Tutte insieme, però, lamentano come il patto antico non sia più stato onorato: le malte si sgretolano, dal tetto e dai solai filtrano la neve e la pioggia e la grande casa è stata abbandonata a sè stessa.
Le pietre si sono così sindacalizzate e, per far sentire la loro voce, hanno escogitato una protesta tutta loro. Così è nata la prima crepa e poi, visto che gli era venuta bene, anche la seconda.
Guardo questa vecchia casa con il cartello vendonsi inchiodato ai balconi e ci vedo un po’ di me stesso.
Le speranze e le grandi promesse, i patti ricolmi di buoni propositi — farò, andrò, vedrò… — e la routine di tutti i giorni, l’inerzia di accontentarsi che le cose si reggano l’una con l’altra, in attesa che qualcosa cambi da sé.
Poi è arrivata la quarantena, la sveglia ha iniziato a suonare due ore più tardi e dalla finestra non ho più visto più i garage dei vicini ma i paeselli abbracciati alla montagna.
Cambia la prospettiva, muta il contesto ed ecco che si apre una crepa tutta mia, capace di segnare un prima e un dopo.

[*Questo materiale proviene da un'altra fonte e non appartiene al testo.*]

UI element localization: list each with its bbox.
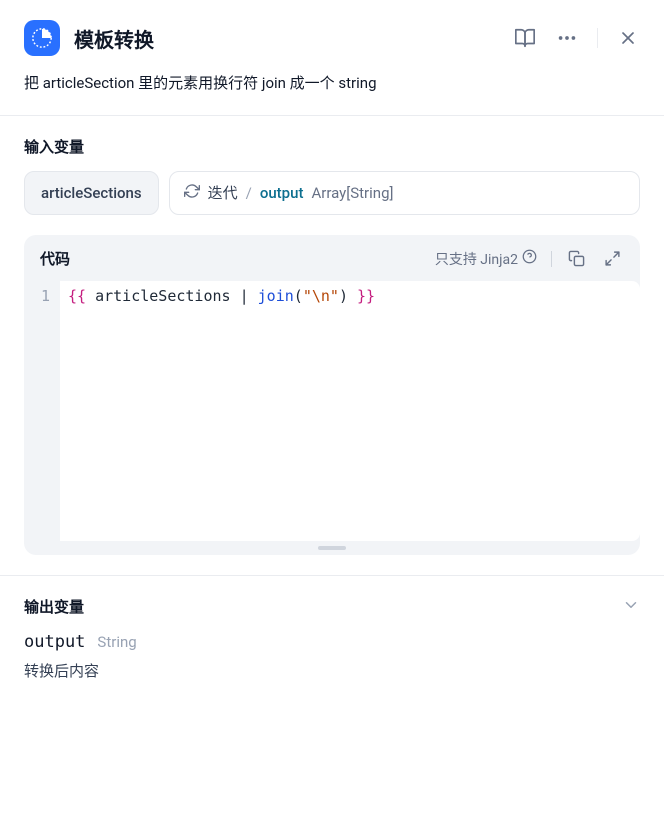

Sono stato fortunato: per la generazione dei nonni, il prima e il dopo conviveva con la guerra mentre io avrò una strana primavera in montagna, segno concreto che non si stava meglio quando si stava peggio.
Siamo stati fortunati a poter sfruttare queste settimane per far mente locale, raccontare storie e guardar fuori dalla finestra. Qualche giorno fa, nel cercare di spiegare ai miei genitori il senso di gratitudine che mi pervade quando ripercorro mentalmente le ultime settimane, ho tirato in mezzo la Provvidenza.

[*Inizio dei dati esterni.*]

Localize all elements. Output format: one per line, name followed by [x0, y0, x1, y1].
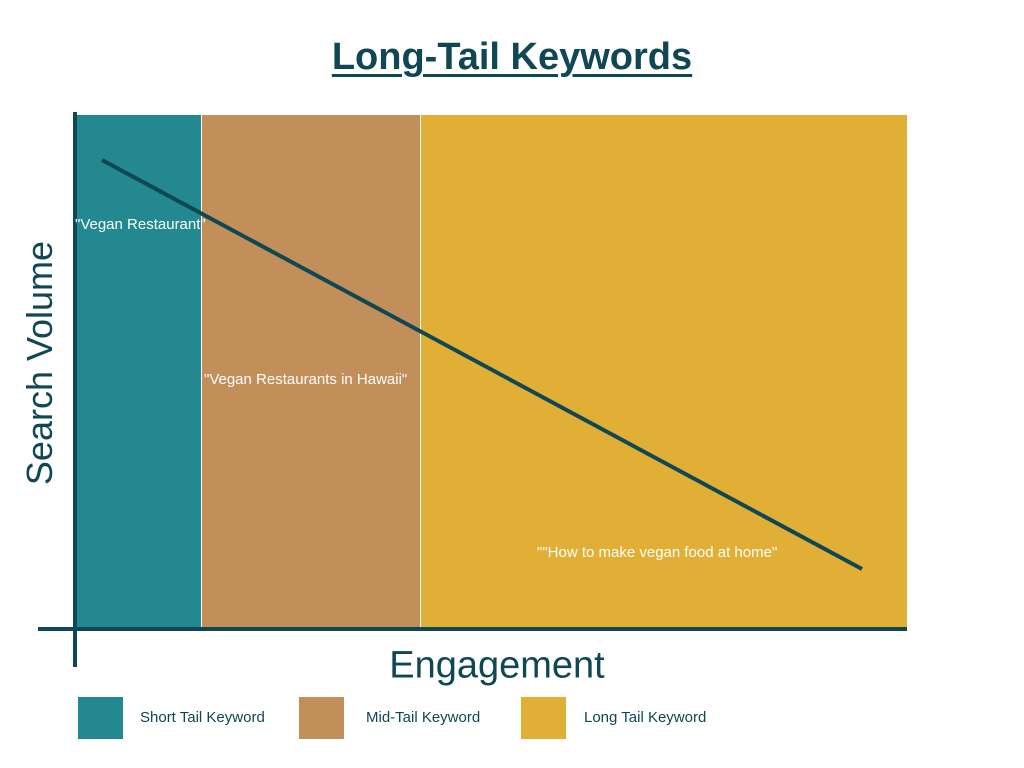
legend-swatch-short-tail	[78, 697, 123, 739]
annotation-mid-tail: "Vegan Restaurants in Hawaii"	[204, 371, 408, 388]
trend-line	[101, 158, 863, 571]
legend-swatch-mid-tail	[299, 697, 344, 739]
annotation-short-tail: "Vegan Restaurant"	[75, 216, 206, 233]
y-axis-label: Search Volume	[19, 240, 60, 486]
legend-label-short-tail: Short Tail Keyword	[140, 709, 265, 726]
x-axis-label: Engagement	[389, 644, 605, 687]
annotation-long-tail: ""How to make vegan food at home"	[537, 544, 778, 561]
legend-label-mid-tail: Mid-Tail Keyword	[366, 709, 481, 726]
legend-label-long-tail: Long Tail Keyword	[584, 709, 707, 726]
legend-swatch-long-tail	[521, 697, 566, 739]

C’è qualcosa di provvidenziale nel bene che ci è stato riservato, nella possibilità di fare le esperienze che ho fatto. C’è lo zampino della Provvidenza nelle oltre sessanta funzioni liturgiche a cui ho assistito in vari modi da quando tutto è cominciato e c’è anche qualcosa di provvidenziale nell’aver preso un po’ la mano a fare il pane e a seguire le ricette dell’amico fornaio.
Forse ha ragione il muratore, non sarà una crepa a far crollare la vecchia casa. Ciò che è sicuro, però, è che dalla mia oggi filtra il sole.